The Memorial Garden design consists of two semi-circular memorial walls encompassing a bronze statue of a NSW RFS firefighter leaning on a rakehoe and a bronze propeller blade replica from Bomber 134 which crashed near Cooma in 2020. It lists the names of NSW RFS members and contractors who lost their lives in the line of duty.

The memorial was established under a partnership between the Association and the New South Wales Rural Fire Service who jointly funded the construction.

==Fundraising==
The RFSA is classified as a large not-for-profit charity and registered with the Australian Charities and Not-for-profits Commission (ACNC). In 2012, the Association established a not-for-profit company NSW RFSA to fund the objectives and activities of the association.

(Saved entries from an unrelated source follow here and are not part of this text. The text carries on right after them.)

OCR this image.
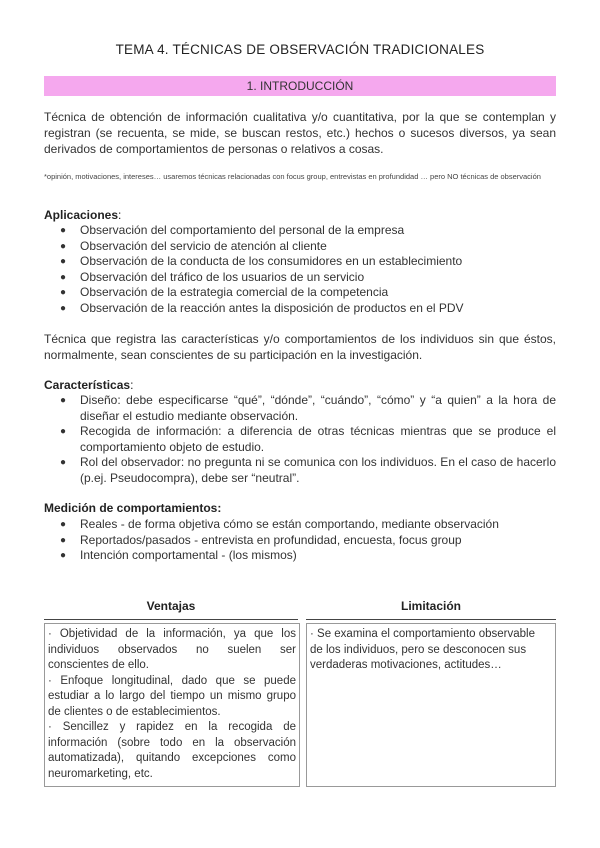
TEMA 4. TÉCNICAS DE OBSERVACIÓN TRADICIONALES
1. INTRODUCCIÓN
Técnica de obtención de información cualitativa y/o cuantitativa, por la que se contemplan y registran (se recuenta, se mide, se buscan restos, etc.) hechos o sucesos diversos, ya sean derivados de comportamientos de personas o relativos a cosas.
*opinión, motivaciones, intereses… usaremos técnicas relacionadas con focus group, entrevistas en profundidad … pero NO técnicas de observación
Aplicaciones:
● Observación del comportamiento del personal de la empresa
● Observación del servicio de atención al cliente
● Observación de la conducta de los consumidores en un establecimiento
● Observación del tráfico de los usuarios de un servicio
● Observación de la estrategia comercial de la competencia
● Observación de la reacción antes la disposición de productos en el PDV
Técnica que registra las características y/o comportamientos de los individuos sin que éstos, normalmente, sean conscientes de su participación en la investigación.
Características:
● Diseño: debe especificarse “qué”, “dónde”, “cuándo”, “cómo” y “a quien” a la hora de diseñar el estudio mediante observación.
● Recogida de información: a diferencia de otras técnicas mientras que se produce el comportamiento objeto de estudio.
● Rol del observador: no pregunta ni se comunica con los individuos. En el caso de hacerlo (p.ej. Pseudocompra), debe ser “neutral”.
Medición de comportamientos:
● Reales - de forma objetiva cómo se están comportando, mediante observación
● Reportados/pasados - entrevista en profundidad, encuesta, focus group
● Intención comportamental - (los mismos)
Ventajas	Limitación

· Objetividad de la información, ya que los individuos observados no suelen ser conscientes de ello.

· Enfoque longitudinal, dado que se puede estudiar a lo largo del tiempo un mismo grupo de clientes o de establecimientos.

· Sencillez y rapidez en la recogida de información (sobre todo en la observación automatizada), quitando excepciones como neuromarketing, etc.

· Se examina el comportamiento observable de los individuos, pero se desconocen sus verdaderas motivaciones, actitudes…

The association is funded largely through the operation of fundraising raffles to the public of NSW. It also relies upon donations and their RFSA Welfare Fund is registered with the Australian Taxation Office as a Deductible Gift Recipient organisation which allows supporters to make tax deductible donations over $2.

Various corporations have supported the work of the RFSA including LEGO who in 2020 donated thousands of LEGO kits for the Association to provide to volunteers families whilst at the same time Gerni donated a large number of wet and dry vacuum cleaners for distribution to brigades.

In 2021 the RFSA established a clothing and lifestyle product brand known as Spirit Of Us which produces and sells a range of Australian made latest style casual clothing and headwear. The range has received public endorsement by well known celebrities including actor and director Sam Neill and Australian music legend Diesel.